From the Editor

Townhouse Notes: Is the Joy of Teaching Fake News?

Allison Miller | Jan 11, 2019

The AHA TownhouseThere’s surely a social science dissertation in how discussions of teaching were affected by social media after its explosive growth in the first decade of the 21st century. In the academic social media landscape of 2019, teaching seems like something historians are delighted to do, aside from its attendant administrative headaches: grading, wrestling with learning management systems, and the like. Although recent articles in higher education publications have addressed teaching burnout, there does seem to be pressure to be positive about teaching on social media, especially regarding students, because when messages of frustration do appear, they can feel desperate.

Sometimes there’s a zero-sum game at work: you might feel comfortable posting negative thoughts about teaching only when personal circumstances are bad enough to outweigh a standard level of dissatisfaction. But these circumstances ought to be virtuous and due to forces beyond your control: taking care of a sick parent serves a higher purpose and increases stress; finding your students emotionally stifling is, well, maybe your fault.

Added to that is the fact that teachers are under surveillance on social media. Unless a user modifies their Twitter settings, tweets are public. Facebook can seem a bit more intimate, but is it reasonable to expect a new faculty member to decline a friend request from a department chair? So there’s an additional incentive to post only positive thoughts or images of students beaming as they unveil their group projects: folks with power will monitor your attitude toward your job and evidence that you succeed in the classroom. In marketing, this is called content curation. And now that scholars are supposed to develop personal brands, staying on-message on social media is imperative.

If this amounts to self-censorship, it’s probably a necessary corrective to earlier tendencies to ridicule students on social media (and, a few years earlier, on academic blogs).

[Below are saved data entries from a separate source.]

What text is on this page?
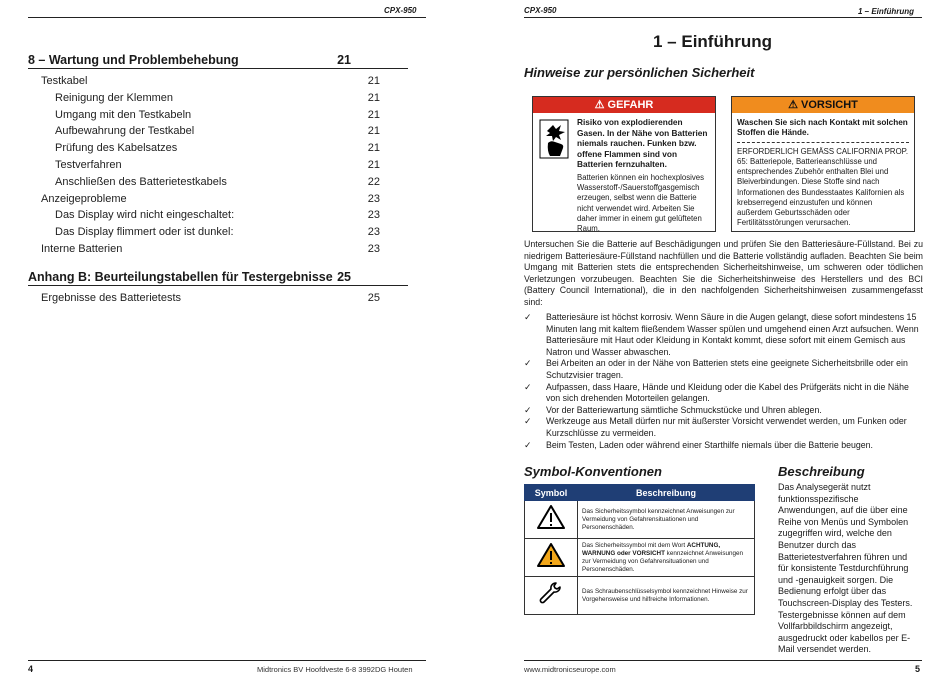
CPX-950
8 – Wartung und Problembehebung	21
Testkabel	21
Reinigung der Klemmen	21
Umgang mit den Testkabeln	21
Aufbewahrung der Testkabel	21
Prüfung des Kabelsatzes	21
Testverfahren	21
Anschließen des Batterietestkabels	22
Anzeigeprobleme	23
Das Display wird nicht eingeschaltet:	23
Das Display flimmert oder ist dunkel:	23
Interne Batterien	23
Anhang B: Beurteilungstabellen für Testergebnisse 25
Ergebnisse des Batterietests	25
4	Midtronics BV Hoofdveste 6-8 3992DG Houten
CPX-950	1 – Einführung
1 – Einführung
Hinweise zur persönlichen Sicherheit
⚠ GEFAHR
Risiko von explodierenden Gasen. In der Nähe von Batterien niemals rauchen. Funken bzw. offene Flammen sind von Batterien fernzuhalten.
Batterien können ein hochexplosives Wasserstoff-/Sauerstoffgasgemisch erzeugen, selbst wenn die Batterie nicht verwendet wird. Arbeiten Sie daher immer in einem gut gelüfteten Raum.
⚠ VORSICHT
Waschen Sie sich nach Kontakt mit solchen Stoffen die Hände.
ERFORDERLICH GEMÄSS CALIFORNIA PROP. 65: Batteriepole, Batterieanschlüsse und entsprechendes Zubehör enthalten Blei und Bleiverbindungen. Diese Stoffe sind nach Informationen des Bundesstaates Kalifornien als krebserregend einzustufen und können außerdem Geburtsschäden oder Fertilitätsstörungen verursachen.
Untersuchen Sie die Batterie auf Beschädigungen und prüfen Sie den Batteriesäure-Füllstand. Bei zu niedrigem Batteriesäure-Füllstand nachfüllen und die Batterie vollständig aufladen. Beachten Sie beim Umgang mit Batterien stets die entsprechenden Sicherheitshinweise, um schweren oder tödlichen Verletzungen vorzubeugen. Beachten Sie die Sicherheitshinweise des Herstellers und des BCI (Battery Council International), die in den nachfolgenden Sicherheitshinweisen zusammengefasst sind:
✓ Batteriesäure ist höchst korrosiv. Wenn Säure in die Augen gelangt, diese sofort mindestens 15 Minuten lang mit kaltem fließendem Wasser spülen und umgehend einen Arzt aufsuchen. Wenn Batteriesäure mit Haut oder Kleidung in Kontakt kommt, diese sofort mit einem Gemisch aus Natron und Wasser abwaschen.
✓ Bei Arbeiten an oder in der Nähe von Batterien stets eine geeignete Sicherheitsbrille oder ein Schutzvisier tragen.
✓ Aufpassen, dass Haare, Hände und Kleidung oder die Kabel des Prüfgeräts nicht in die Nähe von sich drehenden Motorteilen gelangen.
✓ Vor der Batteriewartung sämtliche Schmuckstücke und Uhren ablegen.
✓ Werkzeuge aus Metall dürfen nur mit äußerster Vorsicht verwendet werden, um Funken oder Kurzschlüsse zu vermeiden.
✓ Beim Testen, Laden oder während einer Starthilfe niemals über die Batterie beugen.
Symbol-Konventionen
Symbol	Beschreibung
	Das Sicherheitssymbol kennzeichnet Anweisungen zur Vermeidung von Gefahrensituationen und Personenschäden.
	Das Sicherheitssymbol mit dem Wort ACHTUNG, WARNUNG oder VORSICHT kennzeichnet Anweisungen zur Vermeidung von Gefahrensituationen und Personenschäden.
	Das Schraubenschlüsselsymbol kennzeichnet Hinweise zur Vorgehensweise und hilfreiche Informationen.
Beschreibung
Das Analysegerät nutzt funktionsspezifische Anwendungen, auf die über eine Reihe von Menüs und Symbolen zugegriffen wird, welche den Benutzer durch das Batterietestverfahren führen und für konsistente Testdurchführung und -genauigkeit sorgen. Die Bedienung erfolgt über das Touchscreen-Display des Testers. Testergebnisse können auf dem Vollfarbbildschirm angezeigt, ausgedruckt oder kabellos per E-Mail versendet werden.
www.midtronicseurope.com	5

That was never OK. Some academic blogs of the late 1990s and early 2000s trafficked in snark, such as Rate Your Students (2005–10), a sensibility that ultimately permitted toxicity to suffuse the blogosphere. I would venture that this ambience was transferred to social media once academics discovered Facebook, which allowed users to post photos more seamlessly. The practice of uploading images of bluebook blunders with angry annotations became common. It was never clear whether this was a violation of the Family Educational Rights and Privacy Act of 1974, but it always showed a lack of respect for students. It could also be destructive, because students could sometimes identify themselves in your posts, no matter how you scrubbed the details.

But do the cumulative effects of self-curation inhibit honesty about professional problems related to teaching? For the past few years, we’ve been hearing from psychologists about the negative impact on self-esteem that social media use can pose. When everyone curates their feeds and timelines to be positive about their jobs, that can make expressing dissatisfaction taboo, probably outside of cyberspace, too.

Teaching is highly stressful, and a few people have told me they don’t feel safe sharing their frustration and anxiety about this part of their jobs—not with colleagues, and certainly not on social media, where missionary zeal about teaching can feel ubiquitous. I hope this is not always the situation teachers face. I admit that I have no way of being certain about whether this feeling that talking about teaching dissatisfaction is silently forbidden has increased recently. I leave that to the writer of that future dissertation.


Allison Miller is editor of Perspectives.